陳氏は、こうした「信じる力」こそが文化的自信の核心だと強調する。「日本の研究者は、自分の研究に価値があると自ら確信している。他人の承認が前提ではない。この文化的な自信が、独立した思考や独創的な研究を育てる」。
一方で、台湾社会には課題があると指摘する。「台湾人は失敗を恐れすぎ、成功を急ぎすぎる。信念も、信仰も、文化的な根もないままでは、どうして長期的な学術的成果が生まれるだろうか」。
文化的自信なき国家に、科学の尊敬は訪れない インタビューの終わりに、陳培哲氏は窓の外に目をやりながら、静かにこう語った。「台湾の問題は、お金が足りないことではなく、信念が足りないことだ」。
そして、ゆっくりと言葉を継いだ。「日本も韓国も、戦争と貧困を経験してきたが、それでも科学の価値を信じ続けてきた。
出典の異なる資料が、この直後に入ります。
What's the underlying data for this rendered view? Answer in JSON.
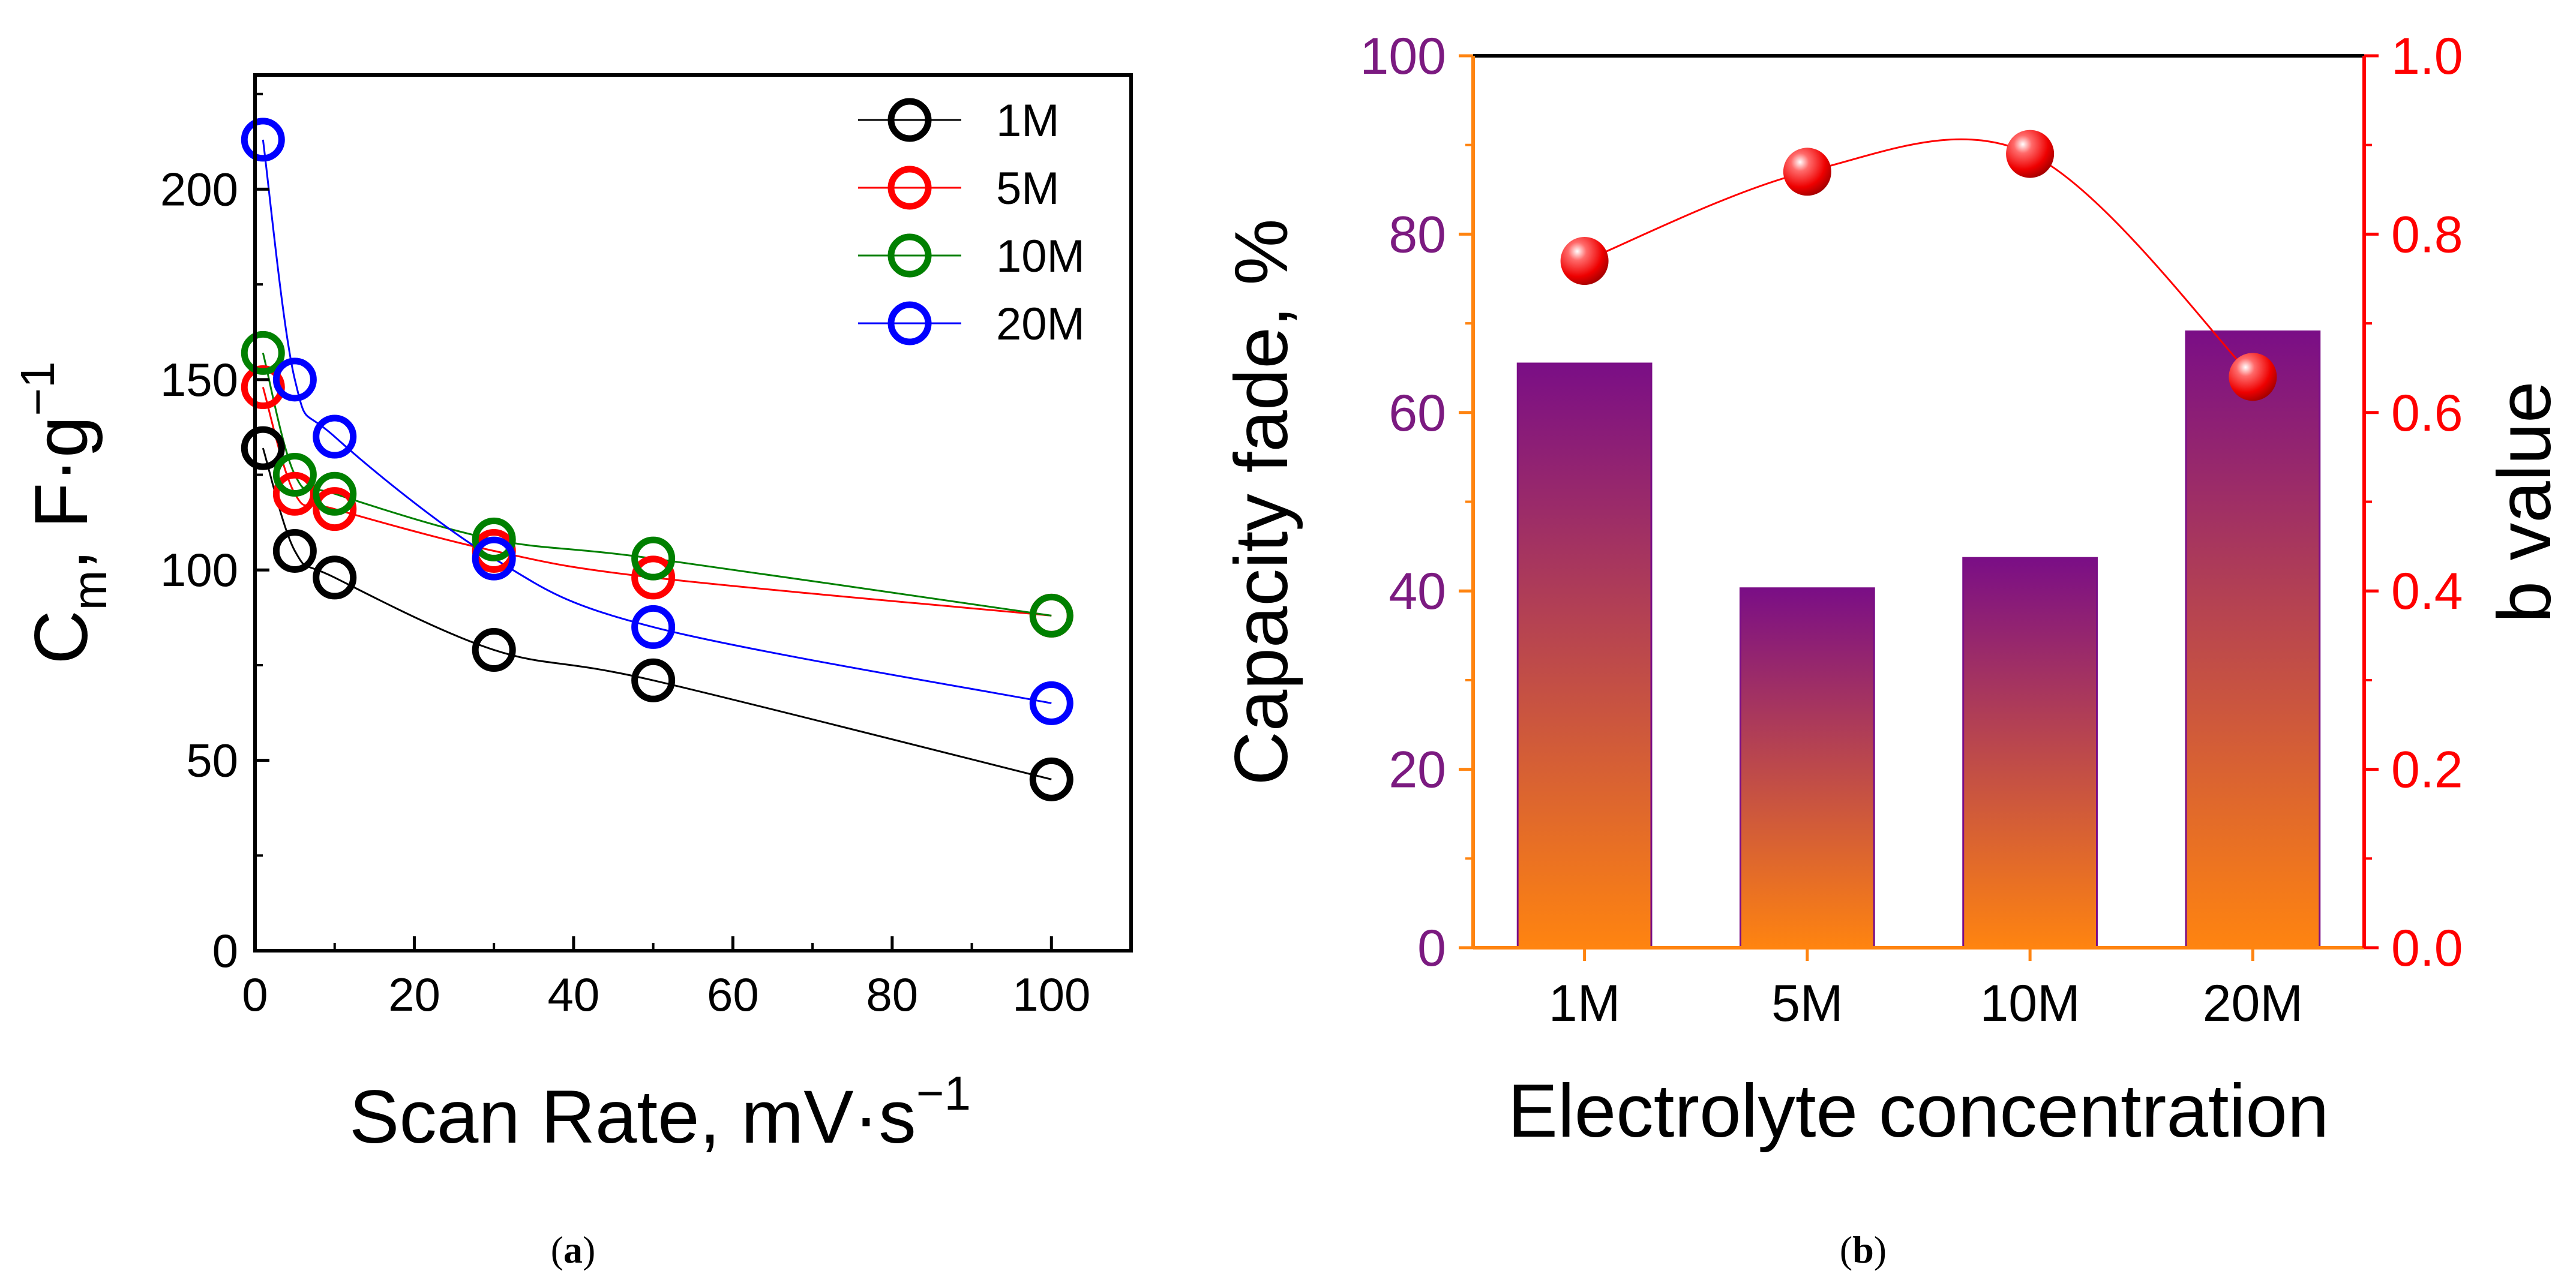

台湾がいまのように大学を職業訓練校の延長として扱い続けるなら、『3つのノーベル賞』は、単なる数字のスローガンに終わるだろう。夢があり、自信があり、文化の根があってこそ意味を持つ。そうした基盤がなければ、どれだけ『333』を唱えても、それは空中楼閣にすぎない」。
最後に、陳氏は台湾が「333」に近づくための具体的な提案も示した。「われわれが本当に望んでいるのは、台湾の企業家たちが志を持って資金を投じ、プリンストン大学やロックフェラー大学のような私立大学をつくることだ。研究者が生活の不安なく学問に打ち込める環境を整え、台湾の優秀な人材を育てていけば、50年後、100年後には、台湾独自の文化が育ち、それが人類全体の財産になっていくはずだ」。